The first step is to gather the information required to differentiate between eligible and non-eligible assets, directly from each constituent. This will lead to the second step of ensuring that each constituent will be able to provide the taxonomy alignment related to their financial instruments held by the financial institution in time for compliance by 2023. This will also enable the financial institution to ensure they will be able to access that data once it is created by their constituents in order to achieve their own compliance by January 2024. It will take a significant amount of time and resources for financial institutions to develop the process and digital tools needed to capture this data from all individual constituents in order to calculate their own Taxonomy KPIs by 2023.  

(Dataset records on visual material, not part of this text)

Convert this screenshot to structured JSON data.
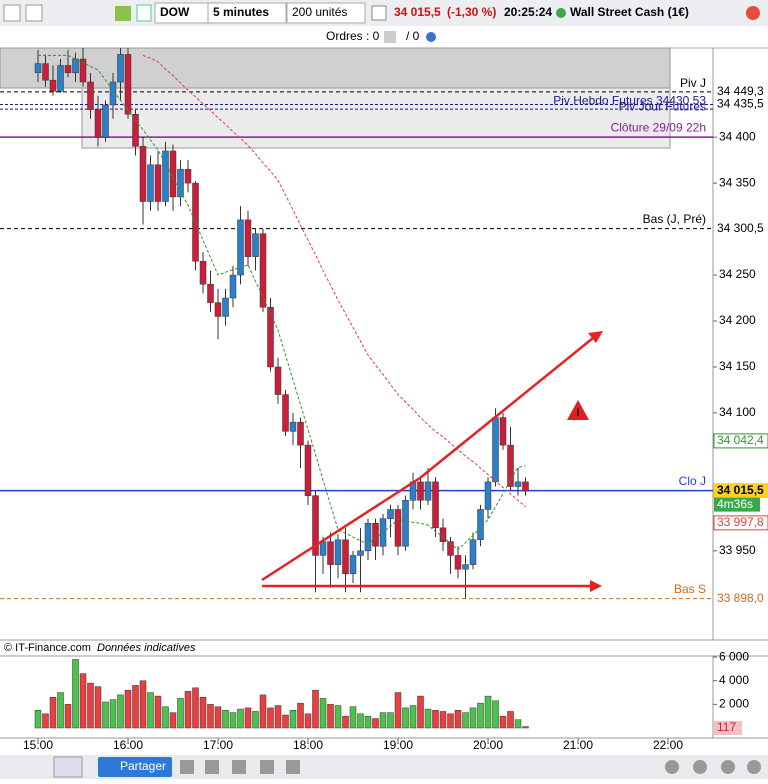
{
  "toolbar": {
    "symbol": "DOW",
    "period": "5 minutes",
    "units": "200 unités",
    "price": "34 015,5",
    "change": "(-1,30 %)",
    "time": "20:25:24",
    "instrument": "Wall Street Cash (1€)",
    "orders": "Ordres : 0",
    "orders_2": "/ 0"
  },
  "chart": {
    "type": "candlestick",
    "ylim": [
      33853,
      34497
    ],
    "yticks": [
      {
        "value": 34400,
        "label": "34 400"
      },
      {
        "value": 34350,
        "label": "34 350"
      },
      {
        "value": 34250,
        "label": "34 250"
      },
      {
        "value": 34200,
        "label": "34 200"
      },
      {
        "value": 34150,
        "label": "34 150"
      },
      {
        "value": 34100,
        "label": "34 100"
      },
      {
        "value": 33950,
        "label": "33 950"
      }
    ],
    "xticks": [
      "15:00",
      "16:00",
      "17:00",
      "18:00",
      "19:00",
      "20:00",
      "21:00",
      "22:00"
    ],
    "candles": [
      [
        34470,
        34495,
        34460,
        34480
      ],
      [
        34480,
        34490,
        34455,
        34462
      ],
      [
        34462,
        34478,
        34445,
        34450
      ],
      [
        34450,
        34485,
        34448,
        34478
      ],
      [
        34478,
        34495,
        34465,
        34470
      ],
      [
        34470,
        34492,
        34460,
        34485
      ],
      [
        34485,
        34497,
        34455,
        34460
      ],
      [
        34460,
        34470,
        34420,
        34430
      ],
      [
        34430,
        34445,
        34390,
        34400
      ],
      [
        34400,
        34440,
        34395,
        34435
      ],
      [
        34435,
        34470,
        34420,
        34460
      ],
      [
        34460,
        34497,
        34440,
        34490
      ],
      [
        34490,
        34497,
        34420,
        34425
      ],
      [
        34425,
        34430,
        34380,
        34390
      ],
      [
        34390,
        34400,
        34305,
        34330
      ],
      [
        34330,
        34380,
        34320,
        34370
      ],
      [
        34370,
        34385,
        34320,
        34330
      ],
      [
        34330,
        34395,
        34325,
        34385
      ],
      [
        34385,
        34392,
        34320,
        34335
      ],
      [
        34335,
        34375,
        34325,
        34365
      ],
      [
        34365,
        34375,
        34340,
        34350
      ],
      [
        34350,
        34352,
        34255,
        34265
      ],
      [
        34265,
        34275,
        34230,
        34240
      ],
      [
        34240,
        34255,
        34210,
        34220
      ],
      [
        34220,
        34235,
        34180,
        34205
      ],
      [
        34205,
        34235,
        34195,
        34225
      ],
      [
        34225,
        34260,
        34215,
        34250
      ],
      [
        34250,
        34325,
        34240,
        34310
      ],
      [
        34310,
        34320,
        34260,
        34270
      ],
      [
        34270,
        34300,
        34255,
        34295
      ],
      [
        34295,
        34300,
        34210,
        34215
      ],
      [
        34215,
        34225,
        34145,
        34150
      ],
      [
        34150,
        34160,
        34110,
        34120
      ],
      [
        34120,
        34125,
        34075,
        34080
      ],
      [
        34080,
        34100,
        34065,
        34090
      ],
      [
        34090,
        34095,
        34040,
        34065
      ],
      [
        34065,
        34070,
        34000,
        34010
      ],
      [
        34010,
        34015,
        33905,
        33945
      ],
      [
        33945,
        33965,
        33925,
        33960
      ],
      [
        33960,
        33970,
        33910,
        33935
      ],
      [
        33935,
        33968,
        33920,
        33962
      ],
      [
        33962,
        33975,
        33905,
        33925
      ],
      [
        33925,
        33950,
        33915,
        33945
      ],
      [
        33945,
        33975,
        33905,
        33950
      ],
      [
        33950,
        33985,
        33940,
        33980
      ],
      [
        33980,
        33985,
        33940,
        33955
      ],
      [
        33955,
        33990,
        33945,
        33985
      ],
      [
        33985,
        34000,
        33965,
        33995
      ],
      [
        33995,
        34000,
        33945,
        33955
      ],
      [
        33955,
        34010,
        33950,
        34005
      ],
      [
        34005,
        34035,
        33995,
        34025
      ],
      [
        34025,
        34030,
        33995,
        34005
      ],
      [
        34005,
        34040,
        34000,
        34025
      ],
      [
        34025,
        34030,
        33965,
        33975
      ],
      [
        33975,
        33985,
        33950,
        33960
      ],
      [
        33960,
        33965,
        33925,
        33945
      ],
      [
        33945,
        33955,
        33920,
        33930
      ],
      [
        33930,
        33945,
        33898,
        33935
      ],
      [
        33935,
        33970,
        33930,
        33962
      ],
      [
        33962,
        34000,
        33955,
        33995
      ],
      [
        33995,
        34030,
        33985,
        34025
      ],
      [
        34025,
        34105,
        34020,
        34095
      ],
      [
        34095,
        34100,
        34060,
        34065
      ],
      [
        34065,
        34085,
        34015,
        34020
      ],
      [
        34020,
        34040,
        34010,
        34025
      ],
      [
        34025,
        34030,
        34010,
        34015
      ]
    ],
    "ma_fast": {
      "color": "#2a9a2a",
      "values": [
        34489,
        34489,
        34489,
        34489,
        34489,
        34485,
        34481,
        34477,
        34473,
        34462,
        34451,
        34440,
        34429,
        34418,
        34408,
        34397,
        34386,
        34371,
        34356,
        34341,
        34326,
        34307,
        34288,
        34269,
        34250,
        34253,
        34256,
        34258,
        34261,
        34243,
        34226,
        34208,
        34190,
        34163,
        34136,
        34109,
        34082,
        34055,
        34027,
        34000,
        33973,
        33969,
        33965,
        33961,
        33957,
        33964,
        33970,
        33977,
        33984,
        33983,
        33981,
        33980,
        33978,
        33971,
        33965,
        33958,
        33951,
        33959,
        33967,
        33975,
        33984,
        33998,
        34012,
        34027,
        34041,
        34042.4
      ],
      "last_label": "34 042,4"
    },
    "ma_slow": {
      "color": "#e04040",
      "values": [
        null,
        null,
        null,
        null,
        null,
        null,
        null,
        null,
        null,
        null,
        null,
        null,
        null,
        null,
        34489,
        34486,
        34482,
        34474,
        34467,
        34459,
        34451,
        34444,
        34436,
        34429,
        34421,
        34414,
        34406,
        34399,
        34391,
        34382,
        34372,
        34363,
        34353,
        34337,
        34321,
        34304,
        34288,
        34272,
        34255,
        34239,
        34223,
        34208,
        34193,
        34178,
        34163,
        34152,
        34142,
        34131,
        34120,
        34112,
        34104,
        34095,
        34087,
        34080,
        34074,
        34067,
        34060,
        34053,
        34047,
        34040,
        34033,
        34026,
        34019,
        34012,
        34005,
        33997.8
      ],
      "last_label": "33 997,8"
    },
    "levels": [
      {
        "name": "Piv J",
        "value": 34449.3,
        "label": "34 449,3",
        "color": "#000000"
      },
      {
        "name": "Piv Jour Futures",
        "value": 34435.5,
        "label": "34 435,5",
        "color": "#1a1a8c"
      },
      {
        "name": "Piv Hebdo Futures 34430,53",
        "value": 34430.53,
        "color": "#1a1a8c"
      },
      {
        "name": "Clôture 29/09 22h",
        "value": 34400,
        "color": "#8b1a9c"
      },
      {
        "name": "Bas (J, Pré)",
        "value": 34300.5,
        "label": "34 300,5",
        "color": "#000000"
      },
      {
        "name": "Clo J",
        "value": 34015.5,
        "label": "34 015,5",
        "color": "#1f3fd0"
      },
      {
        "name": "Bas S",
        "value": 33898.0,
        "label": "33 898,0",
        "color": "#d2691e"
      }
    ],
    "countdown": "4m36s",
    "volumes": [
      1500,
      1200,
      2600,
      3000,
      2000,
      5800,
      4600,
      3800,
      3500,
      2200,
      2400,
      2800,
      3200,
      3600,
      4000,
      3000,
      2700,
      1800,
      1300,
      2500,
      3100,
      3400,
      2600,
      2000,
      1800,
      1500,
      1300,
      1600,
      1700,
      1400,
      2800,
      1700,
      1900,
      1100,
      1500,
      2100,
      1200,
      3200,
      2500,
      2000,
      1900,
      1000,
      1800,
      1200,
      1000,
      800,
      1300,
      1300,
      3000,
      1700,
      1900,
      2700,
      1600,
      1500,
      1400,
      1200,
      1500,
      1300,
      1700,
      2100,
      2700,
      2300,
      1000,
      1400,
      700,
      117
    ],
    "vlim": [
      0,
      6600
    ],
    "vticks": [
      {
        "value": 6000,
        "label": "6 000"
      },
      {
        "value": 4000,
        "label": "4 000"
      },
      {
        "value": 2000,
        "label": "2 000"
      }
    ]
  },
  "footer": {
    "copyright": "© IT-Finance.com",
    "note": "Données indicatives"
  },
  "bottom_toolbar": {
    "share": "Partager"
  }
}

Regulatory disclosure vs. competitive advantage

Financial institutions need to consider the difference between regulatory disclosure and commercial disclosure and plan to incorporate both aspects into their sustainability disclosure objectives.  Institutions that only consider the regulatory disclosure perspective will be left at a competitive disadvantage and open to reputational risk compared to institutions that proactively disclose sustainability data not required by regulation.

More specifically, SMEs and non-EU corporates are outside the scope of NFRD and therefore are not required to disclose their taxonomy alignment. But they may chose to do so voluntarily. From a regulatory perspective, financial institutions that invest in or lend to these ‘non-NFRD’ companies are not allowed to include these companies alignments in the numerator of their KPIs but must include these assets in the denominator of their KPIs.  This will lead to a lower alignment KPI by default.  

As a result of regulatory requirements and control, although a financial institution’s asset alignment ratio could be higher if voluntary disclosures were included in the KPI’s numerator, this is not allowed, leading to a lower KPI alignment score being disclosed for regulatory purposes.  Therefore, in order to benefit from the voluntary data that may be available to a financial institution from a commercial and competitive perspective, it would be advantageous to provide ‘augmented’ reporting, in addition to the regulatory reporting, of which includes audited, voluntary alignment data in the numerator. This will give the market and stakeholders a deeper perspective of the financial institution’s true sustainability alignment. Taking this one step further, financial institutions that proactively enable their non-NFRD clients to provide taxonomy alignment details will gain a competitive and reputational advantage over their competitors who only disclose their regulatory allowed taxonomy alignment.